Zugänglichkeit als Schwerpunkt
Seiten so bauen, dass sie mit Tastatur, Vorlesesoftware und geringem Sehvermögen benutzbar sind. Ein Feld mit viel Substanz und wenig Modeerscheinungen.
Gestaltung bestehender Systeme
Vorhandene Veröffentlichungssysteme optisch anpassen. Praxisnah, weil die meisten realen Seiten genau so entstehen.
Wo du Anschluss findest
Zum Einstieg reichen die frei zugänglichen Referenzwerke und Lernpfade der großen Webdokumentationen, die genauer und aktueller sind als die meisten Videokurse. Volkshochschulen bieten Grundlagenkurse, und in vielen Städten treffen sich lokale Webentwicklungsgruppen mit offenen Abenden. Wenn du Rückmeldung suchst, hilft eine kleine Runde, in der ihr euch gegenseitig Entwürfe zeigt, mehr als jede Bewertungsplattform. Vereine und Nachbarschaftsinitiativen suchen fast immer jemanden für ihre Seite.
Häufige Fragen zu Webdesign
Muss ich programmieren können?
Für den Anfang nicht. Auszeichnungssprache und Gestaltungsregeln sind keine Programmiersprachen, sondern Beschreibungen von Struktur und Aussehen; beides lässt sich ohne Vorwissen lernen. Echtes Programmieren brauchst du erst, wenn Seiten auf Eingaben reagieren sollen.
Lohnt sich das noch, wenn es Baukästen gibt?
Als Hobby ja, denn Baukästen nehmen dir das Verstehen ab, nicht das Gestalten.
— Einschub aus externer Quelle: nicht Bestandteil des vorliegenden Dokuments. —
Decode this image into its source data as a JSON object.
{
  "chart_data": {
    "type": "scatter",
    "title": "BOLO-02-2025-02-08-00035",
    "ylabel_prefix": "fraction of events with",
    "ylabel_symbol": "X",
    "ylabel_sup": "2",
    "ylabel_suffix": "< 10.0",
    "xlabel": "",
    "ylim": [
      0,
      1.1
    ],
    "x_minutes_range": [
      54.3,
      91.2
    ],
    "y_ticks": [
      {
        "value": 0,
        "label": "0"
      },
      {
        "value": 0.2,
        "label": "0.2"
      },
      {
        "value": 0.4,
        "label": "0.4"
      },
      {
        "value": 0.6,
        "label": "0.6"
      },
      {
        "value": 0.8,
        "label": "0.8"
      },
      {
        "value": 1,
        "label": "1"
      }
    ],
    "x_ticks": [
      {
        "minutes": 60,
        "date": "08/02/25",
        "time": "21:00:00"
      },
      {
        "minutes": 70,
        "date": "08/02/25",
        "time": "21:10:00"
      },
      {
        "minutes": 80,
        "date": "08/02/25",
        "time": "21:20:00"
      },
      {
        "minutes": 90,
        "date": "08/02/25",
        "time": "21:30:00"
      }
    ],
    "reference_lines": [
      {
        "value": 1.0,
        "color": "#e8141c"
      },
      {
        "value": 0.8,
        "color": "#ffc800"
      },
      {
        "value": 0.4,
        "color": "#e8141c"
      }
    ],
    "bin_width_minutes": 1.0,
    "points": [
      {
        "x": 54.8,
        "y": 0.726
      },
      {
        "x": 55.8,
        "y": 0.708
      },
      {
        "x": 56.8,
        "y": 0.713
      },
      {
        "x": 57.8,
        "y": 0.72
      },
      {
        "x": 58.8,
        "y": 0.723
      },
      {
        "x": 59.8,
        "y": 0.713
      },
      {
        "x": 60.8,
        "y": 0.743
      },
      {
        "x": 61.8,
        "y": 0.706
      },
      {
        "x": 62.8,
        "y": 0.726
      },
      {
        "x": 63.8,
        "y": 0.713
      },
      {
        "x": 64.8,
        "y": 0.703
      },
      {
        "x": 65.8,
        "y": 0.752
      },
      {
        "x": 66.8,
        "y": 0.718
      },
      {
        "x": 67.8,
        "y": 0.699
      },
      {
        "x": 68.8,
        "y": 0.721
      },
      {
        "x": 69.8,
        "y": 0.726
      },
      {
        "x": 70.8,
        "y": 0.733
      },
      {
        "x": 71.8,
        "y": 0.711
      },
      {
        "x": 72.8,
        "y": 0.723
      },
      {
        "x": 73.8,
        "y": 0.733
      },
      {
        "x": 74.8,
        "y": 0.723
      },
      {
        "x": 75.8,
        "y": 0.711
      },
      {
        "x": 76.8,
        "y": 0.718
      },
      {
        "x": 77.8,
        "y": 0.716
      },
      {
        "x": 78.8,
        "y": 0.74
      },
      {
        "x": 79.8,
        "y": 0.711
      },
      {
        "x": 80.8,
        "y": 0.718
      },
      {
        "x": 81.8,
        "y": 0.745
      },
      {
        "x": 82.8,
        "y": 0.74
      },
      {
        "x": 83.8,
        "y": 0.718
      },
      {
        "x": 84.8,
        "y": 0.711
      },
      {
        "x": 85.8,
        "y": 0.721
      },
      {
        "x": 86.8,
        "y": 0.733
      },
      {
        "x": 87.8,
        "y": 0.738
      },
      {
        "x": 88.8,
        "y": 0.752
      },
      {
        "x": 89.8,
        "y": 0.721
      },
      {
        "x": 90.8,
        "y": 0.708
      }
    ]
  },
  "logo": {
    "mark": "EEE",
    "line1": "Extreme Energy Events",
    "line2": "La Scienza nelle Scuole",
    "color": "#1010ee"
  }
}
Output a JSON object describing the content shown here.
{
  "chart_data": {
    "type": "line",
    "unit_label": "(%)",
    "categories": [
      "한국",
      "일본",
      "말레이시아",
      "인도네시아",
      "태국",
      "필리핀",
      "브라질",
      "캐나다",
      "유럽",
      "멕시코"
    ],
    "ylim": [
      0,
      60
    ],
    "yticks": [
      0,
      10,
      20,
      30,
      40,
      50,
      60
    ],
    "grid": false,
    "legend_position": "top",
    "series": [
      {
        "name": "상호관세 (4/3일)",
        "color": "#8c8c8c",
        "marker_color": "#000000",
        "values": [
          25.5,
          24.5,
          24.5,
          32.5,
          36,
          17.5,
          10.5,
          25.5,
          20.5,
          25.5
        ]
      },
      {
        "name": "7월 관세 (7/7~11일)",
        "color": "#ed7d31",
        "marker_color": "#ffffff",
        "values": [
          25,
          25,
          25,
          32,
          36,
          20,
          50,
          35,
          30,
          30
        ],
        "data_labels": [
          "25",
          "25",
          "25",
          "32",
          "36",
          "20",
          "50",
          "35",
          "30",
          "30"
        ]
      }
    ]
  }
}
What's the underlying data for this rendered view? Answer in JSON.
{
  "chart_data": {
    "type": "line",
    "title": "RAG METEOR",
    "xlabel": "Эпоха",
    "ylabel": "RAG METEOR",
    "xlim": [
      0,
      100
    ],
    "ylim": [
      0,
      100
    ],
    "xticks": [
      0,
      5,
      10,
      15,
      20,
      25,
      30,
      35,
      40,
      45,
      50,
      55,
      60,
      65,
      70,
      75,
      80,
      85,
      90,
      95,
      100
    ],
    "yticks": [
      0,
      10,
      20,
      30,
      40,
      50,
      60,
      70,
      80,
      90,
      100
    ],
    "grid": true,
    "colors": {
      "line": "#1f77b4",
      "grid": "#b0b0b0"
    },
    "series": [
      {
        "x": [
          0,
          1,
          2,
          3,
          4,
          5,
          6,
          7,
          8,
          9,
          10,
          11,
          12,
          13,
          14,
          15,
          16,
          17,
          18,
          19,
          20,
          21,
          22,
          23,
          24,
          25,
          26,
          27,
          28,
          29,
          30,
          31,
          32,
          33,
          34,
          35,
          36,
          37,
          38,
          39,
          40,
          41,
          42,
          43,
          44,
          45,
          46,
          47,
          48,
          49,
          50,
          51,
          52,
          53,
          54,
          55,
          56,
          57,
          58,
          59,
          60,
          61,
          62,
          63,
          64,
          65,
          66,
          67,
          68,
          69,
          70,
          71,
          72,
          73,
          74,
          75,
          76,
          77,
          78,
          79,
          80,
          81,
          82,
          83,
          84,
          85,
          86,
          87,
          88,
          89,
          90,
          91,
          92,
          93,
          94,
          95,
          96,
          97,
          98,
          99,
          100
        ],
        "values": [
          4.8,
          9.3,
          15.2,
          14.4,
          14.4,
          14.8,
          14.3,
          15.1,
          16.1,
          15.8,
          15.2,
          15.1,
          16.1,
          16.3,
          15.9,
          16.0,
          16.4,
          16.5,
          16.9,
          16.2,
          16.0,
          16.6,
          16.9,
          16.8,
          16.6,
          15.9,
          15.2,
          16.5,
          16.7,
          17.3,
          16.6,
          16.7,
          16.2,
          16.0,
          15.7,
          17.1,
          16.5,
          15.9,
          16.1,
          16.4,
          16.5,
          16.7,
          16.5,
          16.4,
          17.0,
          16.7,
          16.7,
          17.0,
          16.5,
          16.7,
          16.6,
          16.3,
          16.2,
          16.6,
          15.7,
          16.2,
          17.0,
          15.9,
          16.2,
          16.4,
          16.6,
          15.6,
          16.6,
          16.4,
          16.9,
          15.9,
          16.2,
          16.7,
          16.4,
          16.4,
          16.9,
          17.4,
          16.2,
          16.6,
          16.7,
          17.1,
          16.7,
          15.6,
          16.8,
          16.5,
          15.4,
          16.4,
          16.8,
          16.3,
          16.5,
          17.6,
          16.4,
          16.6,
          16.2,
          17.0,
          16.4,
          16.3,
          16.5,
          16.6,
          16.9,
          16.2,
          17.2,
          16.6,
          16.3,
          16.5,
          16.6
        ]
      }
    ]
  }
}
Wer weiß, was unter der Oberfläche passiert, holt auch aus einem Baukasten mehr heraus und bleibt nicht bei der ersten Einschränkung stecken.
Brauche ich ein gutes Auge für Gestaltung?
Hilfreich, aber nicht Voraussetzung. Ein großer Teil guten Webdesigns folgt Handwerksregeln: gleiche Abstände, wenige Schriftgrößen, ausreichender Kontrast, klare Ausrichtung. Wer diese Regeln beachtet, kommt sehr weit, auch ohne künstlerische Ader.
Werden meine Seiten jemand besuchen?
Vermutlich sehr wenige, und das ist als Hobby unerheblich. Die allermeisten privaten Seiten bekommen kaum Besuch. Wenn dich der Bau selbst und das Lösen kleiner Gestaltungsprobleme trägt, verlierst du dadurch nichts.
Woran arbeite ich, wenn ich keinen Auftrag habe?
An etwas, das du selbst benutzt. Eine Seite für ein Vereinsfest, ein Rezeptarchiv, eine Übersicht deiner Sammlung. Echte Inhalte zwingen zu echten Entscheidungen, erfundene Beispieltexte nicht.